Les villes sont toutes surpeuplées et les gens se choquent, s’entrechoquent continuellement. « Dans cette rue pleine de monde, j’ai peur de passer pour un handicapé. » … « J’arrive dans une ville bruyante, inondée de lumière. Et ce sont à nouveau les rues noires de monde, la circulation ininterrompue des voitures, le clignotement des feux tricolores, les myriades de bicyclettes s’écoulant comme un torrent qui a rompu ses vannes… »  (Chapitre 55)

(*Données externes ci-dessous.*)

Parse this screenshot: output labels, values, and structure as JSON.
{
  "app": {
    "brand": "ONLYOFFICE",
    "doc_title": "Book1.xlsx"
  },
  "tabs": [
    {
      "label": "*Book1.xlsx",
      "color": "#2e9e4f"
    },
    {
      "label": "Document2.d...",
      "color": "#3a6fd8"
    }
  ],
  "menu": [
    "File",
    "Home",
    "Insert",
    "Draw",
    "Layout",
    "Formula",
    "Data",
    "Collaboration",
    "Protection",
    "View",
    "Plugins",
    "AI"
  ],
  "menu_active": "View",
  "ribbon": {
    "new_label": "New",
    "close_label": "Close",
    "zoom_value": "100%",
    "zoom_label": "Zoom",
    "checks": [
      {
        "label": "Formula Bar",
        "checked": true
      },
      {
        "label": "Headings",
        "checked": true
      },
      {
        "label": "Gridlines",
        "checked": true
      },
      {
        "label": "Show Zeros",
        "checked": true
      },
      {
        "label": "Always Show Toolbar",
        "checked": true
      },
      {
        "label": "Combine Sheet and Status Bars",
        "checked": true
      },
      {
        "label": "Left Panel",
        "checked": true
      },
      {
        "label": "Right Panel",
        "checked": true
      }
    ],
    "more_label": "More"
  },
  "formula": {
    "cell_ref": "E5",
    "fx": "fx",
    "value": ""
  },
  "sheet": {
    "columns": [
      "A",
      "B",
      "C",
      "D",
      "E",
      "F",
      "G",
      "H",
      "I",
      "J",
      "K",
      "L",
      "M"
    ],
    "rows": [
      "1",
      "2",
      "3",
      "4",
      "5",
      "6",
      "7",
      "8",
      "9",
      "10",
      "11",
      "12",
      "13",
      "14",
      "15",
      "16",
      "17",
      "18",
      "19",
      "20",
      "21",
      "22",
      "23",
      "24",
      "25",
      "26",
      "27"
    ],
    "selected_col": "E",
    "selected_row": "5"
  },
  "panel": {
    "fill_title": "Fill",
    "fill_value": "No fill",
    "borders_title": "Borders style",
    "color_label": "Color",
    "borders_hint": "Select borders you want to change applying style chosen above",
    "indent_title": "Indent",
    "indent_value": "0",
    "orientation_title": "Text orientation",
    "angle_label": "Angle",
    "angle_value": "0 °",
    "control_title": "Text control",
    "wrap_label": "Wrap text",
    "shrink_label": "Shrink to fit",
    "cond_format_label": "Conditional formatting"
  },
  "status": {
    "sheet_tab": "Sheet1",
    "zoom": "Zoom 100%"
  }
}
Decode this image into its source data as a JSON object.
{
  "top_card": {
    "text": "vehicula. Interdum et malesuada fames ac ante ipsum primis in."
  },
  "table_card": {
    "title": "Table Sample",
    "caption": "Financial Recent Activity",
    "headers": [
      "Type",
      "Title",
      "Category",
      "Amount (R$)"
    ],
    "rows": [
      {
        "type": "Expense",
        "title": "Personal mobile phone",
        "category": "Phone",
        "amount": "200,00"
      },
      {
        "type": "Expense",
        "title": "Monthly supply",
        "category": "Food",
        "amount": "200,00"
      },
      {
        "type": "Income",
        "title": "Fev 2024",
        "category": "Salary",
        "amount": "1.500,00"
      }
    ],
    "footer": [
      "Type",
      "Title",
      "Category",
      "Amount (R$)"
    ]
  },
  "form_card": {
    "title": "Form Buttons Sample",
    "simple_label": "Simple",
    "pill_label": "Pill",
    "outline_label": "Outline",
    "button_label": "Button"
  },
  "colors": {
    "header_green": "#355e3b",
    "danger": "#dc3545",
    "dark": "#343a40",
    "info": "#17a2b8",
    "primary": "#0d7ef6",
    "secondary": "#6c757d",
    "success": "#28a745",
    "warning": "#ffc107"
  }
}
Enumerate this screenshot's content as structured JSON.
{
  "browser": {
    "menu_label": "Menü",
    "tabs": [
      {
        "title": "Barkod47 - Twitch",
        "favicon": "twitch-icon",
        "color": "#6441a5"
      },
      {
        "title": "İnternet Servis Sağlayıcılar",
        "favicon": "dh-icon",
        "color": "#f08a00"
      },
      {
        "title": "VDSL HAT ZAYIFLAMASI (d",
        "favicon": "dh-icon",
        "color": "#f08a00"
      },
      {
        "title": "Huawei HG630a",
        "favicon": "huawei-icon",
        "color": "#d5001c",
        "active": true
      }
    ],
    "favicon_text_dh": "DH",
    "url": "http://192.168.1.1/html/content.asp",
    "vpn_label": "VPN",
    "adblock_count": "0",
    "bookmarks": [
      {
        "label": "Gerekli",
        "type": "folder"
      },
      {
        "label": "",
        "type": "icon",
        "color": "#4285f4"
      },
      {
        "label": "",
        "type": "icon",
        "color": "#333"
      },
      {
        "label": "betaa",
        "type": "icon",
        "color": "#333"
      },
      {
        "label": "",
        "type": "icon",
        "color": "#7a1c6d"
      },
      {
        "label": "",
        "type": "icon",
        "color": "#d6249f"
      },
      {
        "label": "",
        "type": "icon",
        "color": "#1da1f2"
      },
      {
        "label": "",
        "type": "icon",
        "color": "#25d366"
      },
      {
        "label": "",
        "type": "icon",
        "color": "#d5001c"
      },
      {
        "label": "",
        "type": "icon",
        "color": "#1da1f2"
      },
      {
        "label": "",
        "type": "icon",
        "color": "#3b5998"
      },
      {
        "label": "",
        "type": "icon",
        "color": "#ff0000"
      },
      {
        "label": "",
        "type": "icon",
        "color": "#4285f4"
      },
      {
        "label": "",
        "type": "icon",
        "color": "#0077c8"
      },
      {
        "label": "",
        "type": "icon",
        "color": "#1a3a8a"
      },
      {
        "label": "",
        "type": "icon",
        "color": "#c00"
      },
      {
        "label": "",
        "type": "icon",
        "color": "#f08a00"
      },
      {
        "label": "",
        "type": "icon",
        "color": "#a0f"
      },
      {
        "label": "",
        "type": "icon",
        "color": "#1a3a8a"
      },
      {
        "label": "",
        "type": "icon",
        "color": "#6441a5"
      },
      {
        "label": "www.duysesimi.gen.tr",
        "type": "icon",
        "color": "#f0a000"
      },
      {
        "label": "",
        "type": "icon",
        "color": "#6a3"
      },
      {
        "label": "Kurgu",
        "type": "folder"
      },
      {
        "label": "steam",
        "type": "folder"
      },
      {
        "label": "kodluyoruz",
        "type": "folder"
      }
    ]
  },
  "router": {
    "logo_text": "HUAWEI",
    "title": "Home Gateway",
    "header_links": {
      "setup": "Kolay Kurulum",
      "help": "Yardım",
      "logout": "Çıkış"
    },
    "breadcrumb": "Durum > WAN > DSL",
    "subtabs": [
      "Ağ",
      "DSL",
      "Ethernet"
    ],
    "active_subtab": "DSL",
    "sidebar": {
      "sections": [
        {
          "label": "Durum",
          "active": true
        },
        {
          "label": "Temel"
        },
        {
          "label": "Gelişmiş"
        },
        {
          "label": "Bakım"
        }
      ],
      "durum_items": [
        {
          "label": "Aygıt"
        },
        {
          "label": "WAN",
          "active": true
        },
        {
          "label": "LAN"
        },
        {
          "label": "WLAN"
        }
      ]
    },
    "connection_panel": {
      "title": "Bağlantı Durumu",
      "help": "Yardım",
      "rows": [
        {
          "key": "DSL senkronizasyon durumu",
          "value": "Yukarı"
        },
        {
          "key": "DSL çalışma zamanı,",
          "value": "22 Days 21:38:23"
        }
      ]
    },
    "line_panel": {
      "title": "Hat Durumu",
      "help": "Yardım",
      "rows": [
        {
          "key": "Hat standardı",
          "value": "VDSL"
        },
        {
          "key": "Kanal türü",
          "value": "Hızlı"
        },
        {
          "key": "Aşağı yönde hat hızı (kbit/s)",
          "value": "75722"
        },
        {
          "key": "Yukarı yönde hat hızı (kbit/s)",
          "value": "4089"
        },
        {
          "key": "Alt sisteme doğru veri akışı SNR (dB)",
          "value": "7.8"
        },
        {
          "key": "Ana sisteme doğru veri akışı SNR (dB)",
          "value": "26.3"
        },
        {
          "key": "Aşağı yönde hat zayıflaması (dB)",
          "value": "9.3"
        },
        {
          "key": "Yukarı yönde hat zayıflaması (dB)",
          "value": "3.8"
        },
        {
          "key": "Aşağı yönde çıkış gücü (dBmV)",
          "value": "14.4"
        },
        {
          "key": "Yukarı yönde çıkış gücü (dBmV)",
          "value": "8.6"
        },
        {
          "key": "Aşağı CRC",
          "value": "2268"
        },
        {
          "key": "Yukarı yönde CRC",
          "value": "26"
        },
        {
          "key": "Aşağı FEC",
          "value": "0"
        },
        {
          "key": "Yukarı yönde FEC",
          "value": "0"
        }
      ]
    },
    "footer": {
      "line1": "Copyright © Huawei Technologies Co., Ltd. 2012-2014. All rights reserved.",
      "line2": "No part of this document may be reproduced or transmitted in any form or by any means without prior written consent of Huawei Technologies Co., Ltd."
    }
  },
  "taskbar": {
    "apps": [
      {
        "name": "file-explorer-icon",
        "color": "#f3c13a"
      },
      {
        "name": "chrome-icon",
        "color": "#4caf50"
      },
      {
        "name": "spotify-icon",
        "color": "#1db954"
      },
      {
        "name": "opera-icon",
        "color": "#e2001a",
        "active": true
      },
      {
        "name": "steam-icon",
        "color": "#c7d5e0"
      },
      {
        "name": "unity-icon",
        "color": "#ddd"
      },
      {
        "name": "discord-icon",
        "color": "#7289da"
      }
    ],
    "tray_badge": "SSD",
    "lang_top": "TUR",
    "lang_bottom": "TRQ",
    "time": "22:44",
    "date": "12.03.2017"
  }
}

PENETRER DANS LE GRAND CYCLE DE LA NATURE

Il faut être un équilibriste pour passer sans encombre dans une rue chinoise. Le héros de La Montagne de l’Âme cherche toujours à partir le plus rapidement possible de ces lieux infernaux et cauchemardesques. La montagne et la hauteur sont des lieux salvateurs. Il ne s’agit pas seulement de retrouver ce refuge intérieur, cette montagne où, symboliquement, se niche l’intériorité de l’être, il s’agit de sauver simplement sa peau. Survivre. « Blanches comme la neige, luisantes comme le jade, les azalées se succèdent de loin en loin, isolées, fondues dans la forêt de sapins élancés, tels d’inlassables oiseaux invisibles qui attirent toujours plus loin l’âme des hommes. Je respire profondément l’air pur de la forêt. Je suis essoufflé, mais je ne dépense pas d’énergie. Mais poumons semblent avoir été purifiés, l’air pénètre jusqu’à la plante de mes pieds. Mon corps et mon esprit sont entrés dans le grand cycle de la nature, je suis dans un état de sérénité que je n’avais jamais connu auparavant. » (La Montagne de l’Âme, chapitre 10)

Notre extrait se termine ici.